By Cleopatralovesbooks @cleo_bannister
Historical Fiction 4*s

Historical Fiction
4*s

I do like a good historical time-split novel and so when I saw Kate Riordan had written a tale set in both 1878 and 1922 telling the tale of two governesses both whose charges at Fenix House high on the hills of Cheltenham.
This story starts in an intriguing way, reminding us that:

It is not always as simple as beginnings, middles and ends Not all stories should be regarded as a straight line, with the past at a distance and the present close at hand. Some, like this one, are formed in a circle, with something terrible and secret at the core, and everything else radiating out, ripples from a raindrop on water.

And so begins a gothic tale, set as far as Grace in 1922 is concerned in a dilapidated house which is nothing like her grandmother, Harriet’s memories of the house, which were much grander when she was the governess back in 1878.

The gravel was thin and patchy, showing the earth beneath, like a balding carpet; weeds and grass had taken hold in patches.

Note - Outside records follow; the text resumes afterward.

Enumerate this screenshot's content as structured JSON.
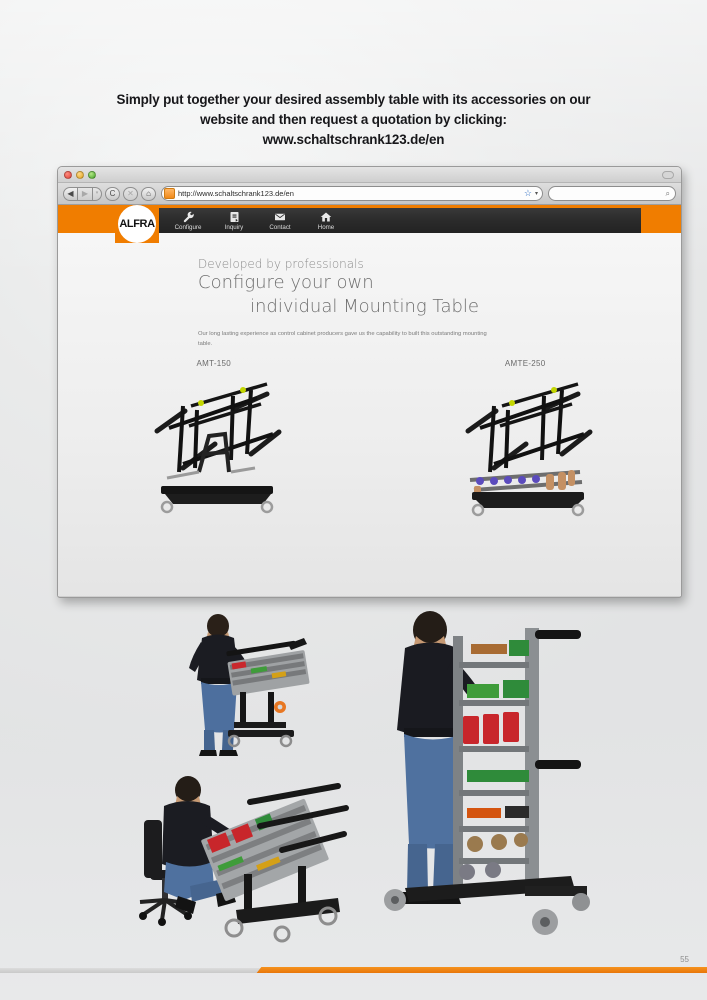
{
  "page": {
    "intro_line1": "Simply put together your desired assembly table with its accessories on our",
    "intro_line2": "website and then request a quotation by clicking:",
    "intro_line3": "www.schaltschrank123.de/en",
    "page_number": "55",
    "accent_color": "#f07d00",
    "background_color": "#e6e7e8"
  },
  "browser": {
    "window_controls": {
      "close": "close-button",
      "minimize": "minimize-button",
      "zoom": "zoom-button"
    },
    "toolbar": {
      "back_label": "◀",
      "forward_label": "▶",
      "history_label": "▾",
      "reload_label": "C",
      "stop_label": "✕",
      "home_label": "⌂",
      "favicon_label": "▣",
      "url_value": "http://www.schaltschrank123.de/en",
      "url_placeholder": "Enter address",
      "bookmark_label": "☆",
      "bookmark_caret": "▾",
      "search_placeholder": "",
      "search_value": "",
      "search_icon_label": "⌕"
    }
  },
  "site": {
    "logo_text": "ALFRA",
    "nav": [
      {
        "label": "Configure",
        "icon": "wrench-icon"
      },
      {
        "label": "Inquiry",
        "icon": "document-arrow-icon"
      },
      {
        "label": "Contact",
        "icon": "envelope-icon"
      },
      {
        "label": "Home",
        "icon": "house-icon"
      }
    ],
    "hero": {
      "eyebrow": "Developed by professionals",
      "headline_line1": "Configure your own",
      "headline_line2": "individual Mounting Table",
      "paragraph": "Our long lasting experience as control cabinet producers gave us the capability to built this outstanding mounting table."
    },
    "products": [
      {
        "label": "AMT-150",
        "image": "mounting-table-black"
      },
      {
        "label": "AMTE-250",
        "image": "mounting-table-with-accessories"
      }
    ]
  },
  "photos": [
    {
      "name": "photo-technician-standing-at-table",
      "caption": ""
    },
    {
      "name": "photo-technician-at-vertical-rack",
      "caption": ""
    },
    {
      "name": "photo-technician-seated-at-table",
      "caption": ""
    }
  ]
}
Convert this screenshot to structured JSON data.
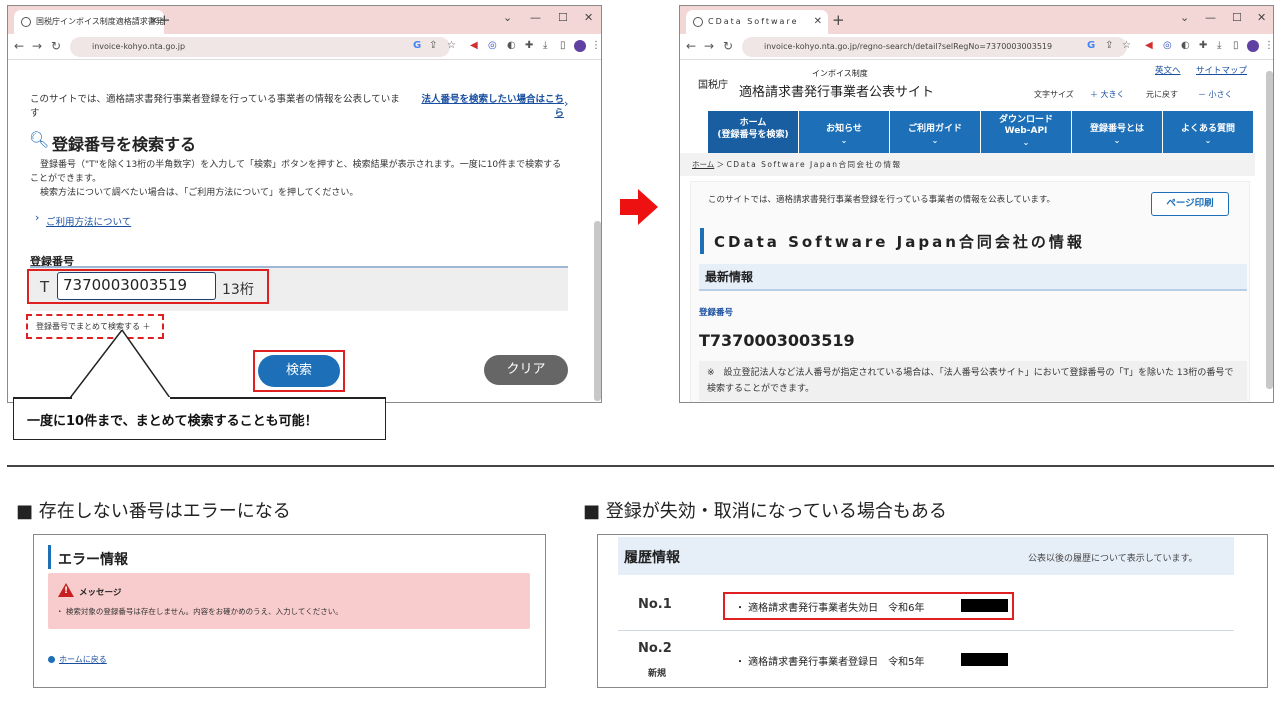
{
  "left_window": {
    "tab_title": "国税庁インボイス制度適格請求書発",
    "url": "invoice-kohyo.nta.go.jp",
    "intro": "このサイトでは、適格請求書発行事業者登録を行っている事業者の情報を公表しています",
    "corp_link": "法人番号を検索したい場合はこちら",
    "heading": "登録番号を検索する",
    "desc1": "登録番号（\"T\"を除く13桁の半角数字）を入力して「検索」ボタンを押すと、検索結果が表示されます。一度に10件まで検索することができます。",
    "desc2": "検索方法について調べたい場合は、「ご利用方法について」を押してください。",
    "usage_link": "ご利用方法について",
    "field_label": "登録番号",
    "prefix": "T",
    "number_value": "7370003003519",
    "digits": "13桁",
    "bulk_search": "登録番号でまとめて検索する ＋",
    "search_button": "検索",
    "clear_button": "クリア",
    "callout": "一度に10件まで、まとめて検索することも可能！"
  },
  "right_window": {
    "tab_title": "CData Software",
    "url": "invoice-kohyo.nta.go.jp/regno-search/detail?selRegNo=7370003003519",
    "agency": "国税庁",
    "site_small": "インボイス制度",
    "site_title": "適格請求書発行事業者公表サイト",
    "link_english": "英文へ",
    "link_sitemap": "サイトマップ",
    "font_size_label": "文字サイズ",
    "font_large": "＋ 大きく",
    "font_reset": "元に戻す",
    "font_small": "－ 小さく",
    "menu": [
      {
        "label": "ホーム\n(登録番号を検索)"
      },
      {
        "label": "お知らせ"
      },
      {
        "label": "ご利用ガイド"
      },
      {
        "label": "ダウンロード\nWeb-API"
      },
      {
        "label": "登録番号とは"
      },
      {
        "label": "よくある質問"
      }
    ],
    "breadcrumb_home": "ホーム",
    "breadcrumb_current": "CData Software Japan合同会社の情報",
    "intro": "このサイトでは、適格請求書発行事業者登録を行っている事業者の情報を公表しています。",
    "print_button": "ページ印刷",
    "company_heading": "CData Software Japan合同会社の情報",
    "latest_info": "最新情報",
    "reg_label": "登録番号",
    "reg_number": "T7370003003519",
    "note": "※　設立登記法人など法人番号が指定されている場合は、「法人番号公表サイト」において登録番号の「T」を除いた 13桁の番号で検索することができます。"
  },
  "section_error": {
    "title": "■ 存在しない番号はエラーになる",
    "panel_heading": "エラー情報",
    "message_label": "メッセージ",
    "message_text": "・ 検索対象の登録番号は存在しません。内容をお確かめのうえ、入力してください。",
    "home_link": "ホームに戻る"
  },
  "section_history": {
    "title": "■ 登録が失効・取消になっている場合もある",
    "panel_heading": "履歴情報",
    "panel_note": "公表以後の履歴について表示しています。",
    "rows": [
      {
        "no": "No.1",
        "sub": "",
        "text": "・ 適格請求書発行事業者失効日　令和6年"
      },
      {
        "no": "No.2",
        "sub": "新規",
        "text": "・ 適格請求書発行事業者登録日　令和5年"
      }
    ]
  },
  "colors": {
    "accent_red": "#e02020",
    "nav_blue": "#1d6fb8",
    "tab_pink": "#f3d6d6"
  }
}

I looked through the bars at Fenix House and then glanced quickly away, as one averts their gaze from a stranger with a damaged face.

You see Grace had grown up hearing about the wonders of Fenix House of her Grandmothers fondness for her charges Helen and Victoria, and her affinity with their elder brother Bertie, but she didn’t tell Grace anything, and what she failed to divulge reverberated through the years.

There is no doubt that Kate Riordan is a marvelous storyteller with a fantastically plotted book which indeed, as promised in the beginning works in a circle taking in a myriad of lives from the lowly servant Agnes to a man high up in the Great Western Railway, from a woman who was forced to take the job of a governess to have a living, to Louisa Pembridge whose life is spent swallowing strange and dangerous potions to hold onto her youthful beauty all perfectly drawn to create a cast of characters both rich and varied.

Although the author touches on some of the key historical elements this book is not really about what is going on in the wider world and has an almost claustrophobic feel where the action is shrunk to one house, one family and their servants with few outside distractions. A world where unless it was read in a newspaper the world outside the house and its grounds, complete with the ruins and ice house, may not even exist.

I really can’t say too much else about the book except to state that the secret is much darker than the normal type in this genre, the romances perhaps even more doomed and with at least one of the characters having premonitions about future events, more spooky too. I’m not usually a fan of supernatural devices but in this book, with the setting and the secrets that are uncovered piece by piece, it did work – I am perhaps more forgiving of these in historical novels where these types of ‘gifts’ were more commonly accepted.

This is a brilliant second novel from Kate Riordan who is the author of The Girl in the Photograph, will be published on 25 February 2016. I’d like to say a huge thank you to Penguin UK who kindly gave me a copy of this novel and in return I write this honest review.